One procedure that is commonly part of hip revision surgery, known as an extended trochanteric osteotomy (ETO), involves opening the bone to expose the hip stem to allow the surgeon to chisel out the hip stem from the inside. It involves multiple cuts, and without landmarks, these cuts can be tricky for surgeons. 

A student team - Angel Mora ’21, Reza Bergemann ’21, and Wesley Day ’21 - worked with Dr. Michael Leslie, chief of orthopaedic trauma for the Yale School of Medicine and Yale New Haven Hospital on designing a device to help guide surgeons through the procedure. The project was part of Medical Device Design and Innovation (MENG/BENG 404), co-taught by Dr. Daniel Wiznia, assistant professor of orthopedics and rehabilitation and mechanical engineering and materials science, and Steve Tommasini, research scientist at the School of Medicine. The course is designed so that each student team works with a real-world client to develop or improve a particular medical technology. 

An ETO requires a longitudinal cut down to the end of the hip stem. Sometimes, the cut is made improperly, making  it challenging to chisel out the hip stem. The surgeon also may drill a straight line of holes along the anterolateral femur, and a final cut involves slowly lifting the bone up to make a controlled fracture of the femur. Without supplemental guidance, the procedure could lead to an uncontrolled fracture of the femur, and errors in estimation can mean a much longer operation time and significant morbidity. 

The student team set out to design a device that would streamline the ETO procedure to make it reproducible and reduce its risks. They designed a device to ensure that cuts are made at the proper position and angle, and drill holes are arranged in a straight line to reduce the chances of secondary fractures. 

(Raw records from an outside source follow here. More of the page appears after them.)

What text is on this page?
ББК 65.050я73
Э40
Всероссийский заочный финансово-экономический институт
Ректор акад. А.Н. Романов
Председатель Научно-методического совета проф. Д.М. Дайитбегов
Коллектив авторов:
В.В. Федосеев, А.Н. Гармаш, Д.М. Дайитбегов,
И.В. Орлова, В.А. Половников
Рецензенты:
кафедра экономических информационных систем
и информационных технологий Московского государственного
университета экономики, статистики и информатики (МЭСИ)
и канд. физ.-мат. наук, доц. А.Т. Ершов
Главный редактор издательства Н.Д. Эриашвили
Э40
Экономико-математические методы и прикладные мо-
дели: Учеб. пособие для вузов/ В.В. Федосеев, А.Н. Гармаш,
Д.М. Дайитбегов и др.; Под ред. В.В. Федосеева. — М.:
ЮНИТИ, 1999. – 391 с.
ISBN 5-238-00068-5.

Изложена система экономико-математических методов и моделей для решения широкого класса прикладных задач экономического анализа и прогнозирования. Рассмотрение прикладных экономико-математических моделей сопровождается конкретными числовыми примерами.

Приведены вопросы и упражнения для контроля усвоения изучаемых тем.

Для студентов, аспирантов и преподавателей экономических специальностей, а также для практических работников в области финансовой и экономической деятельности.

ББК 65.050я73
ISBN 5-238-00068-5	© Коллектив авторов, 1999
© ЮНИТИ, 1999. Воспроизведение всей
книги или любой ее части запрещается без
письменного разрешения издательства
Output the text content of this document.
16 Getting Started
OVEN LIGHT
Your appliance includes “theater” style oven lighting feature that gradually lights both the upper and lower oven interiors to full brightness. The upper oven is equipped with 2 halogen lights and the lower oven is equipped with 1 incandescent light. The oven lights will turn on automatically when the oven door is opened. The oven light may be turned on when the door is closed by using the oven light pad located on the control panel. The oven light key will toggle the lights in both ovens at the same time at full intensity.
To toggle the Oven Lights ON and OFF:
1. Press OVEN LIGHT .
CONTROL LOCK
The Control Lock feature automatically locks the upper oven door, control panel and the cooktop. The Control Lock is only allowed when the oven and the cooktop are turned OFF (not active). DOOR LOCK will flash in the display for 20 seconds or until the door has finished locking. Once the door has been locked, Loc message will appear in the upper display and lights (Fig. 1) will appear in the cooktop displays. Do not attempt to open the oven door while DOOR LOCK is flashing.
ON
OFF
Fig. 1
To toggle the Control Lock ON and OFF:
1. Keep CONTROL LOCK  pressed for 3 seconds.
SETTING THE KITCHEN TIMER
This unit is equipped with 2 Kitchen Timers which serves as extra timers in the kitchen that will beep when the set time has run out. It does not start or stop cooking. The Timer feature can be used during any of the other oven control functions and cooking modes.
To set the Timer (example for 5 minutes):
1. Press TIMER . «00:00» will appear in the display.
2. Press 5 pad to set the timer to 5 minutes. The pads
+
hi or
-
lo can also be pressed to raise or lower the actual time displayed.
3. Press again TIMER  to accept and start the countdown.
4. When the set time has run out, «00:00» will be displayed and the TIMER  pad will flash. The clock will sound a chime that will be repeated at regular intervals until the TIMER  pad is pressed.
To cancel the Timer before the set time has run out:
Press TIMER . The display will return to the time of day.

The project was one of several taken on by students this semester in the course. Others included a pressure-measuring device for breastbone surgery, an app for patients recovering from back surgery, a drilling guide for patella surgery, and a better way to measure the blood pressure of patients with obesity. Mentors to the teams included several faculty members from the Yale School of Medicine, as well as external partners, such as Microvention, a company that develops minimally-invasive devices for treatment of blood vessels in the brain.